A call-up to Triple-A proved too intense for Terdoslavich, as he hit just .180 in 215 plate appearances this season. However, back at Double-A, Terdoslavich has hit .320 and slugged .500.
But his home runs have disappeared.
Nevertheless, Terdoslavich still possesses doubles power that should translate to home run power as he ages (he's 23), and granted he finds that power, he should be ready for the majors sometime in 2013.
As long as Christian Bethancourt struggles to hit a baseball, Brian McCann is safe in Atlanta.
However, as McCann ages and his price increases, one has to wonder how much longer the Braves will be able to keep him.
In the meantime, Atlanta has on their hands the man who will take control of the Braves in 2013, a man with about 30 WAR and more than 150 homers in seven seasons.
He's having a positively terrible season in terms of luck: his .230 BABIP has brought his average all the way down to .237, where he's normally a .270 hitter.
Nevertheless, if McCann can rebound next season and return to the .270 hitter with 20+ home runs, he will definitely be the undisputed leader of the Braves.
How much longer he will be able to perform at that standard though, is a major question for the Atlanta front office.
Andrelton Simmons will never put up the gaudy offensive numbers Chipper Jones once did. But like Ozzie Smith, Simmons will provide Hall of Fame value another way: on the defensive side of the ball.
At the plate, Simmons is an aggressive hitter that doesn't strike out an awful lot, and was able to prove he can more than hold his own at the big league level, hitting .296 with a .336 OBP before his injury.
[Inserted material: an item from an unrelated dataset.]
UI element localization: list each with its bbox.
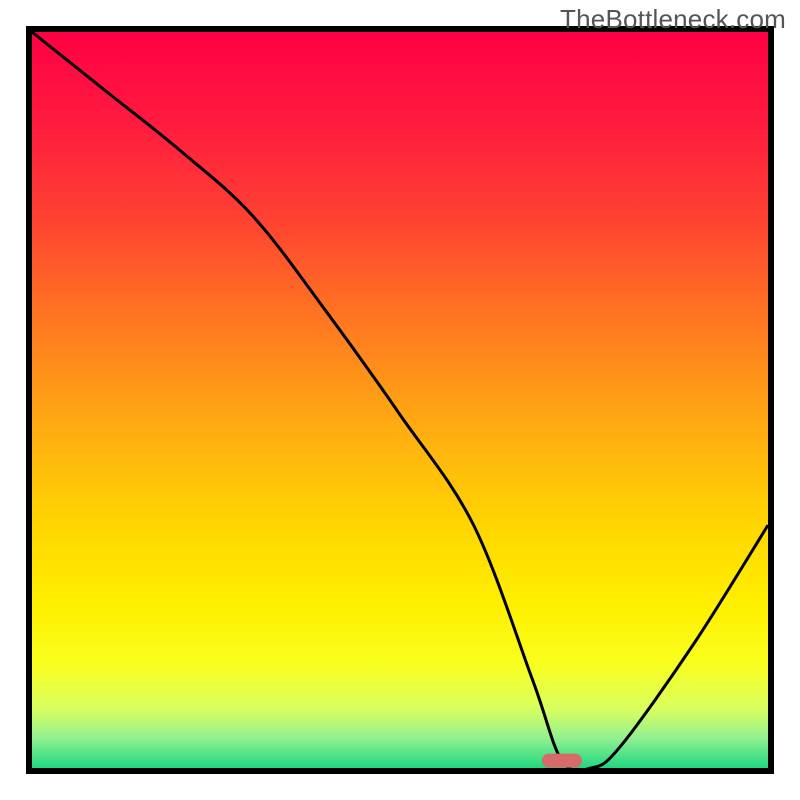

With time, the OBP should go up, and so too should his stolen base totals, which I expect shall be around 25 annually.
It's at shortstop though, where Simmons earns his keep. His arm has been compared favorably to Rafael Furcal, and through just two months of play, he has been considered by some as the best defensive shortstop in baseball. He even accumulated almost two WAR in just 125 plate appearances.
Simmons is the shortstop of the now and the future (being just 22 years of age), and his solid hitting and other-worldly fielding will make him a mainstay in the Atlanta roster for at least the next decade.
Freddie Freeman is quickly becoming a fan favorite in Atlanta.
The 22-year-old has improved on every area of his offensive approach, seeing increases in walk rate, slugging percentage, and on-base percentage, decreasing his strikeout rate, and maintaining his batting average in spite of his BABIP declining by nearly 20 points. He's even on track to become two wins better than he was last year. (Fangraphs)
He's already secured himself a spot in the Braves lineup for the next decade, and as he matures, I see Freeman nearing a .300 average with 30 home runs annually.
Things are bright in Atlanta when the Braves future cleanup hitter is 22 years old, already producing at near-All-Star level, and improving all the time.
Could it be anyone else?
Jason Heyward's upside is higher than anyone else on this list, and he's already the most valuable player on the Braves. It's a no-brainer to me.
He's bounced back from his injury-ridden 2011 campaign to hit .270 with a .344 OBP, a .481 slugging percentage, and 19 home runs to pair with 15 stolen bases, and excellent defense in right field to boot.
His strikeout rate is alarmingly high (nearing 25 percent), but if he can lower it down to about 15 percent in a couple years, something completely attainable as long as he keeps improving, the sky is certainly the limit for Heyward.
Heyward is just 23 years old, but its time Chipper pass him the torch as the face of the franchise.